Craft Local

There’s been some movement toward more locally minded buying habits across the board of late, and the yarn crafting market is no exception. If you know your U.S. History, and I do apologize to my overseas readers for the U.S.-centricness of this post, you know that American wool mills were at their height in in the late 19th and early 20th centuries. There’s a lot of reasons for the decline of American-made wool—labor disputes, the Depression, and later a rise in acrylic yarns, among others—but thankfully there are still a few mills producing wonderful, quality yarns.

As far as I know, aside from Brown Sheep Company’s Nebraska mill, functional wool mills are really only in New England right now, but I would love to hear about working mills in other parts of the country.

Since it can be quite difficult to buy local, American-made yarn in a local yarn store without taking into account the carbon footprint business of shipping said wool, I’m going to gloss over that point of contention. If you live near a wool mill in New England that sells direct to consumers, I’m incredibly jealous of you and you should buy lots of yarn from them.

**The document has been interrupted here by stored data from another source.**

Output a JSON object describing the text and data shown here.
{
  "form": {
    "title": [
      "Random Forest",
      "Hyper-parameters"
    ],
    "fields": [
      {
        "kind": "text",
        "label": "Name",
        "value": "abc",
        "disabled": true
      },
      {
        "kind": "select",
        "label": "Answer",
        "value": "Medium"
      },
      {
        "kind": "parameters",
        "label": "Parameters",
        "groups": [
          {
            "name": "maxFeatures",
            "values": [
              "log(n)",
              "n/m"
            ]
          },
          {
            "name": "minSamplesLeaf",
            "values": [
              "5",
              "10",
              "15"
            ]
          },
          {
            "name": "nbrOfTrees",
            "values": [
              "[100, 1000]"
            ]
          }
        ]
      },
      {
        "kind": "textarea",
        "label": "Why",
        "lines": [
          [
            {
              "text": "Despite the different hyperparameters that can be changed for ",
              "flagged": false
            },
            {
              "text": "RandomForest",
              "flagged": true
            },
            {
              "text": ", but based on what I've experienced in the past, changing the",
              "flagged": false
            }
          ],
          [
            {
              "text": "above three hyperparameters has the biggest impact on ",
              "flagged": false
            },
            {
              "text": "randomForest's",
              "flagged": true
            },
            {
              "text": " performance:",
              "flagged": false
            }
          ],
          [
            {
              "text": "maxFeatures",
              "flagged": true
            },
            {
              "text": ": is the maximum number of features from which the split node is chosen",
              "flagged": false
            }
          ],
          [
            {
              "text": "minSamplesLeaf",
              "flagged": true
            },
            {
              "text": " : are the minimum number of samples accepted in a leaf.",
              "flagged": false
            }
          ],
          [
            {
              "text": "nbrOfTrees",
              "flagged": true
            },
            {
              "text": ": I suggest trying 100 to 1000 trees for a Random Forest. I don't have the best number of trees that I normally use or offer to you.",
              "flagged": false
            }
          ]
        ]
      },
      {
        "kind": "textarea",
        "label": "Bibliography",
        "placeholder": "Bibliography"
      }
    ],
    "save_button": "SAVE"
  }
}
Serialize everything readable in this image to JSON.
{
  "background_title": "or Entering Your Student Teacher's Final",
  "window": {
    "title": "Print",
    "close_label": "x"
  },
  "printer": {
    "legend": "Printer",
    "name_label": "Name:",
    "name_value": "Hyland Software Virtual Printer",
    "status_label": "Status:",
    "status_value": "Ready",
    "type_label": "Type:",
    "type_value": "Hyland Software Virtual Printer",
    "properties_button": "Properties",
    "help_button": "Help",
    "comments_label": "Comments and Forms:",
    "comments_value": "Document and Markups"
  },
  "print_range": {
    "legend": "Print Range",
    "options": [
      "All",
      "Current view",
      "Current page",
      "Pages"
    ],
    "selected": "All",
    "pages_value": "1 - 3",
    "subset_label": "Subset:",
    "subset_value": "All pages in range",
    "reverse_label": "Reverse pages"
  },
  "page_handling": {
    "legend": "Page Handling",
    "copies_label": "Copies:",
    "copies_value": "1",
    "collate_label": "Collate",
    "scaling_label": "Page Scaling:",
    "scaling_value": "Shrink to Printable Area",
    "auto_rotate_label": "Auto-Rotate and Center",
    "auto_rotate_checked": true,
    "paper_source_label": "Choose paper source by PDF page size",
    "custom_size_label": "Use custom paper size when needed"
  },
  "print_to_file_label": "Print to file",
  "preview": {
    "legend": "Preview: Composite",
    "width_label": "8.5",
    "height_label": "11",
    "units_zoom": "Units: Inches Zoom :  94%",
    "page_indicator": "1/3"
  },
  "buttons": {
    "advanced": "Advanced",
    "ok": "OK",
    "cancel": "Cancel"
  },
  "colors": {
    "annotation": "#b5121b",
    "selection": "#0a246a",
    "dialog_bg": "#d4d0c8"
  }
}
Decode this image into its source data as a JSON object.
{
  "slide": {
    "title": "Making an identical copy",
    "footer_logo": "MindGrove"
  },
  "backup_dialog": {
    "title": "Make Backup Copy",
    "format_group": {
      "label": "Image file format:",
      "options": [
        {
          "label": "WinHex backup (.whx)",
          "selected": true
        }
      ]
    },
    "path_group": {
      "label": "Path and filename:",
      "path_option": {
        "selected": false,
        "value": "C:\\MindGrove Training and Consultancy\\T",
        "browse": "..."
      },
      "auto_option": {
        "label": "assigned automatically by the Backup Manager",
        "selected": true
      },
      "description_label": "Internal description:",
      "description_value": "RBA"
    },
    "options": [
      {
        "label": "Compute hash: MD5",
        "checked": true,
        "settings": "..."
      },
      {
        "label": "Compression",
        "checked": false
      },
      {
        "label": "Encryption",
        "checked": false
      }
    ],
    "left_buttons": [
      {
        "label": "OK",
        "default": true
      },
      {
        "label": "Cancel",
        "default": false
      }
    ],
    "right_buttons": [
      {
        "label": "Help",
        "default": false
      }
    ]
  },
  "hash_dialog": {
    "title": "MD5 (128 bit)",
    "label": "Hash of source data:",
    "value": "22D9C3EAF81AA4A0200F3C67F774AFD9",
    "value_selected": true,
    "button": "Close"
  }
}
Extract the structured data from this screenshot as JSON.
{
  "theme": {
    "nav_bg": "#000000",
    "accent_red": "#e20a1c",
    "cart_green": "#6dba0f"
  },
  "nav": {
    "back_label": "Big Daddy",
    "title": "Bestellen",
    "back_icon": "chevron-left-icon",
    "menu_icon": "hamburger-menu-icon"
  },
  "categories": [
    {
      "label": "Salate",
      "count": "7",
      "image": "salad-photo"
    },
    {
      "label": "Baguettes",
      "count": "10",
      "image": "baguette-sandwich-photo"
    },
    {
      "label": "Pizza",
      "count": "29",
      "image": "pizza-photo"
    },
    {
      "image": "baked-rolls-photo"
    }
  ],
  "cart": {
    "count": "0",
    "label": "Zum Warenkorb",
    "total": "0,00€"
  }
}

If you’re looking to buy American-made yarn (by which I mean yarn from sheep that are raised in North America and fleeces that are processed in North American mills), do look into Tanis Gray’s Knit Local, blogged about here. Included in that book are well-known yarnies such as Quince and Co., Brown Sheep, and Brooklyn Tweed.

Photo from a Ravelry user’s stash, showing the new Quince and Co fingering weight, Finch

So if you’re adding yarn to your wish list for the holidays, stroll into a local bookstore and pick up Knit Local so you can be well-informed when making your to-buy yarn list.

In addition to buying locally made yarn, there’s an emphasis on buying from local merchants. Unfortunately, not all of those American-made yarns are available in your neighborhood LYS, but I would like to make a case for buying from those merchants as well, if you have the option. In certain parts of the country, the LYS may not be suited to your particular tastes—good luck buying a rustic jumper weight wool in Florida (I tried, but apparently I was the only one there who wanted to knit fair isle in the summer). These days I’m blessed to have three yarn shops in my town, two within relatively easy walking distance of my apartment, and a fourth on the way (I do realize this is insane but I’m not complaining). Even between those three, I don’t always find exactly what I’m looking for, but I do try to check there first. I don’t know if other publishers are doing this, but I did just recently discover that Interweave has a special $5 rebate on Interweave products (I’m assuming that means magazines and books), now through the end of December if a product is purchased at a local craft store.

And while I do urge you to buy from local brick and mortar stores when possible, that’s not always possible, if you live in some place like Florida or a smaller town without easy access to a yarn store. For those instances, I would recommend the following virtual yarn stores (listed in order of how I remembered them and nothing else):
Eat. Sleep. Knit. – great selection of indie dyers
Jimmy Beans Wool – now carries fabric, too! – wide range of commercial yarns
WEBS – offers great discounts on bulk orders
Mr. Yarn – fantastic prices on Malabrigo, Madelinetosh, Dream in Color, and more.

There’s a ton of virtual yarn stores, those are just my first go-tos. If you have other recommendations, please share them in the comments! And if you plan on buying gifts (for you or for others, no judging here) on Friday, please try to turn to your local shops before hitting up the big box stores (or after hitting up the big box stores if you’re one of those people who is in line at 3 AM; me, I prefer sleeping).